Disconnection (feeling that we aren’t quite seen and understood, that we’re in it alone) makes everything harder. For kids, it’s often driven by adult and peer technology use, caregiver stress and distraction, subtle cues for support being missed, and behaviors being misinterpreted.
We’ve all felt the impact of being overstimulated. Having so much input that even our nervous system can’t keep up, much less our minds. For children, this might look like academic pressures, over-scheduling, world and community events, or even just everyday things like a super noisy lunchroom. Overstimulation often leads to shutdown and avoidance, and for kids can also lead to tantrums, anger, and feelings of hopelessness.
When anxiety is rising for our kids, we can help by increasing connection, and decreasing stimulation. The more we manage our own overwhelm, slow down, and create meaningful experiences of being seen and heard for our kids, the more we will see the roar of their anxiety start to quiet.
THE OPPOSITE OF ANXIETY ISN’T CALM, IT’S PERSONAL POWER
Once we’ve helped our kids feel connected, the next step is to bring some attention to what is actually happening, and what they can do to help themselves. And it’s much easier to teach our kids these strategies if we use and model them for ourselves.
As my own kids have been growing up, it’s been helpful to have some simple options for them to rely on when challenges arise; reminders that move them in the direction of resilience, and interrupt the nagging voices of worry and self-doubt. What I’ve taught them is that when things are hard, they can always take a break, ask for help, or power up and keep trying.
Paying attention to their body and mind can help them figure out which option they need. For example, fast breathing may mean they need to take a break and settle their nervous system. If their mind is making up all kinds of stories, it could be a good time to ask for help or gather more information.
And when our kids are looking a challenge in the face, reminding themselves how strong they can be (with powerful movement, dancing to an inspiring song, remembering a past success) can help them harness the inner resources to rise to the occasion.
“Power up and keep trying” doesn’t mean everything will go the way we want it to. It means we are using our strength, giving it our best shot, and managing our frustration along the way. And sometimes, in the process, we may need to take a break, or ask for help!
As we build these options (take a break, ask for help, power-up and keep trying) into day-to-day life, they start to become part of our children’s inner voice. The goal is that when anxiety is rising, kids will ask themselves what they need. What important information is this anxiety telling me? What can I do about it? Knowing they have options interrupts the feelings of helplessness and overwhelm, and moves them towards accessing their power.

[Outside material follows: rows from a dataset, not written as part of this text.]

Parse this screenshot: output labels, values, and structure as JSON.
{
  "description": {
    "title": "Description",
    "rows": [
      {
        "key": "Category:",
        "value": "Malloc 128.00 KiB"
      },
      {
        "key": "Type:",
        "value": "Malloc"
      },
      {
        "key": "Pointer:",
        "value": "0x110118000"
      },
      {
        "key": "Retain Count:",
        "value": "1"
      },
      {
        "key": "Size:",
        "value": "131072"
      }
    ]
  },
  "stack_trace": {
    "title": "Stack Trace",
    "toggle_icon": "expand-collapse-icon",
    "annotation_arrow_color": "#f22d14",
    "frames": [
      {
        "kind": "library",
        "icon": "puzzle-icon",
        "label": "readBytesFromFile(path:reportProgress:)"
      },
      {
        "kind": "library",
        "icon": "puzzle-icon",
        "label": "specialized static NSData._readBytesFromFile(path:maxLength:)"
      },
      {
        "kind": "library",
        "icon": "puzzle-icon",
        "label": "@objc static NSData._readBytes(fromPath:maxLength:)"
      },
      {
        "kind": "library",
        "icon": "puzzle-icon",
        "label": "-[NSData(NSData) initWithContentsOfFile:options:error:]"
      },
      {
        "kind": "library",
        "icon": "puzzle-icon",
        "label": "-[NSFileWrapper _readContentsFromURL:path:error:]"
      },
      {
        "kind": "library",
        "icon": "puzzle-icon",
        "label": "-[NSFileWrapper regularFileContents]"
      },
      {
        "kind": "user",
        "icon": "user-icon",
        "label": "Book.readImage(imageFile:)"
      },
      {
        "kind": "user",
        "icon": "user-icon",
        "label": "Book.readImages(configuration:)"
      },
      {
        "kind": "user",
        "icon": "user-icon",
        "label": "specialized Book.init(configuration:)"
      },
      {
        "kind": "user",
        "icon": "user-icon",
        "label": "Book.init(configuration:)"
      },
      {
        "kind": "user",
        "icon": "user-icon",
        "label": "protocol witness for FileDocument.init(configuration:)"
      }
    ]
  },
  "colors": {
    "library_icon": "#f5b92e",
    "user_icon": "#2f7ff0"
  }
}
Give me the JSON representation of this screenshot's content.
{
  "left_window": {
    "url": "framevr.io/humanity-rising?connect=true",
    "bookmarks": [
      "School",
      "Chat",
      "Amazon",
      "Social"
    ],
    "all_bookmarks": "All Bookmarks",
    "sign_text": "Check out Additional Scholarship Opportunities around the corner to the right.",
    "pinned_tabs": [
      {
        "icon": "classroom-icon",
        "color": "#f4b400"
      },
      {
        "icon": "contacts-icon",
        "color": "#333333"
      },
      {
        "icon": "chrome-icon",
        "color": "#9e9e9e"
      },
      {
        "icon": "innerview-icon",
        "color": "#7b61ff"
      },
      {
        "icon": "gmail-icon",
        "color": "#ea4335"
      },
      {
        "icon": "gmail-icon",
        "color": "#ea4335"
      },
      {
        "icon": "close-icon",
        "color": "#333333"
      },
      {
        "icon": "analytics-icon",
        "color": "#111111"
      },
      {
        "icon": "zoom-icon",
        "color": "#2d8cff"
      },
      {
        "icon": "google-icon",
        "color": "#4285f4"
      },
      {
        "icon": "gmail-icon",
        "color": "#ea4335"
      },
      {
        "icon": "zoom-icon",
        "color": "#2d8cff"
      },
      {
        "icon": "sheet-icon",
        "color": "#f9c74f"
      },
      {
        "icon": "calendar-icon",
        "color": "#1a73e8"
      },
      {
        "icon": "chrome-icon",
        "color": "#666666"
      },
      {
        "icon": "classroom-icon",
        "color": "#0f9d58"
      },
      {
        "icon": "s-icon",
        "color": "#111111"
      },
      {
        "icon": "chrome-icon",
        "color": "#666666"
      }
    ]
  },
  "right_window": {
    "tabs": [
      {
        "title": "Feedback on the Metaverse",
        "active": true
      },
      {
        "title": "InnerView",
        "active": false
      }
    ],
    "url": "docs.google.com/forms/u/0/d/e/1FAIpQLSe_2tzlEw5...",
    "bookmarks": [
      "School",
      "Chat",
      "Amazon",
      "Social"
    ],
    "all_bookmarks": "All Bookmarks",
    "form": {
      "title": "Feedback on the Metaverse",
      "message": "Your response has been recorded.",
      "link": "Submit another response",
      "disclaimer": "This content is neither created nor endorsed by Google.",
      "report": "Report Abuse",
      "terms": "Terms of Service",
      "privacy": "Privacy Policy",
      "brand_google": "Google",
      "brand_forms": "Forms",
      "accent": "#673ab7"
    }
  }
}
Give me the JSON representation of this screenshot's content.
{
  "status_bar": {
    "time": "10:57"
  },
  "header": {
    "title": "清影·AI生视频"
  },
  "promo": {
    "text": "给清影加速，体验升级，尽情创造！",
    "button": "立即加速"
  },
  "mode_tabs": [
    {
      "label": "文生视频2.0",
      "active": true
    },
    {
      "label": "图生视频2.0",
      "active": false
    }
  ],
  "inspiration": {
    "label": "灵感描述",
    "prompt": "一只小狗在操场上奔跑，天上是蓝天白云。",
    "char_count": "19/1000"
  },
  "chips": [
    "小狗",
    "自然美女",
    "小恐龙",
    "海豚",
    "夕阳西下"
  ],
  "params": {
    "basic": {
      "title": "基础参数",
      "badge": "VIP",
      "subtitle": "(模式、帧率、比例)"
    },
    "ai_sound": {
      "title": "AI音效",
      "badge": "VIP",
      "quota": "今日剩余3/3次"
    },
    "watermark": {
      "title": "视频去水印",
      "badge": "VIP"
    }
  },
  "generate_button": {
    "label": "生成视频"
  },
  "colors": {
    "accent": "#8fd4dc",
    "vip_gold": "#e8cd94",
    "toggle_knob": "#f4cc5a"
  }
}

PERSONAL POWER GROWS IN THE CONTEXT OF COMPASSIONATE RELATIONSHIP
When anxiety is rising, the message children need to get from the adults around them is not let’s get rid of this anxiety. Instead they need to hear Your body is telling you something important, I see and understand how hard this is, you are strong enough to handle this, I’m here for you.
The I’m here for you part is important. Often as adults we want to teach children tools so that they can manage anxiety on their own in the “real world”. But remember, anxiety is magnified by isolation and diminished by connection.
When our children are feeling overwhelmed, the presence of a calm, compassionate adult provides a beacon of stability, a source of strength, and a reminder of their resources. Kids who feel like someone has their back can walk more confidently into the world, even when that person is not literally at their side!
The healthy development of our children’s resilience system depends on connection. Give them tools, teach them about their power, but remember that one of their greatest resources is YOU!